On Friday, Sweden’s Spelinspektionen regulatory body said it had asked the Ministry of Finance to rewrite rules regarding the maximum penalty it’s allowed to impose on AML laggards. Spelinspektionen said the current maximum penalty of €1m is too low and it needs to be able to impose penalties that are “effective, proportionate and dissuasive.”

Spelinspektionen noted that many of its online gambling licensees “turn over large amounts and have a strong financial position.” Sweden’s largest licensees reported turnover of hundreds of millions of euros during the first nine months of 2019, which in Spelinspektionen’s view makes a €1m penalty “not sufficiently noticeable.”

Spelinspektionen wants to harmonize the AML penalty rules with those for violating the Gaming Act, i.e. a maximum fine of 10% of a licensee’s turnover in the previous fiscal year.

In November 2018, Spelinspektionen imposed an SEK8m (€768k) penalty on Svenska Spel’s Casino Cosmopol division for “serious and systematic” AML shortcomings, but this fine was reduced to SEK3m after Svenska Spel appealed the fine to the Administrative Court of Linköping.

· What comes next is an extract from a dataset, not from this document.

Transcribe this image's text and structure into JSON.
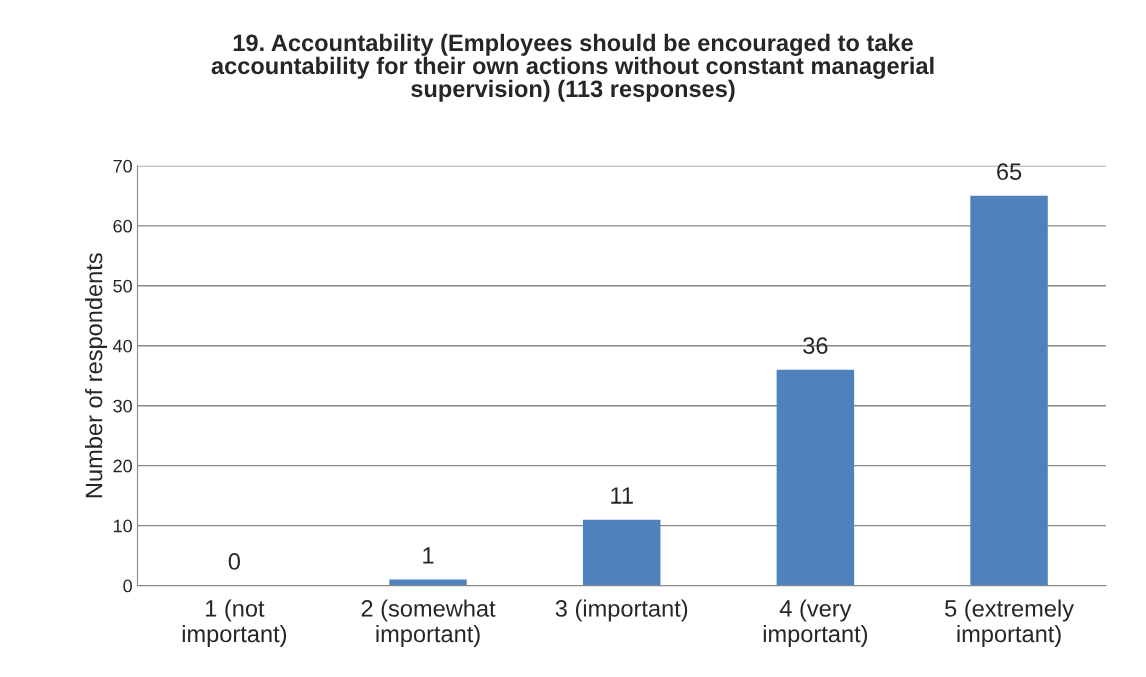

This week, Spelinspektionen’s enforcement arm was once again undermined by the Linkoping court, which declared that the penalties imposed on online casino licensees Aspire Global and Genesis Global this spring were too high.

The two firms were accused of failing to strictly screen customers’ names to ensure they weren’t listed on the country’s Spelpaus gambling self-exclusion registry. Genesis Global was hit with a SEK4m penalty while Aspire was ordered to pay SEK3m.

This week, the court upheld Spelinspektionen’s right to impose the penalties but ruled that the regulator had overestimated the size of the penalized companies’ operations. Spelinspektionen wasn’t eager to publicize how great a reduction the court allowed but Aspire’s CEO told local media that his company’s penalty was reduced by SEK1m.

It’s perhaps worth noting that, while Spelinspektionen has been doling out fines left, right and center to its online licensees since the regulated market’s launch this January, only one penalized firm (Paf) has actually paid up, possibly because the fine was only SEK100k (€9,600).

Sweden’s regulatory crackdown doesn’t seem to be dissuading new operators from pursuing local licenses. Spelinspektionen announced Thursday that low-margin sportsbook operator Pinnacle had secured a license for its Pinbet (Sweden) Ltd offshoot, which is authorized to offer sports betting via three domains: Pinnacle.bet, Pinnacle.se and Pinnaclesports.se. Pinnacle’s arrival makes 95 companies with active Swedish licenses, including 68 for online betting and gaming.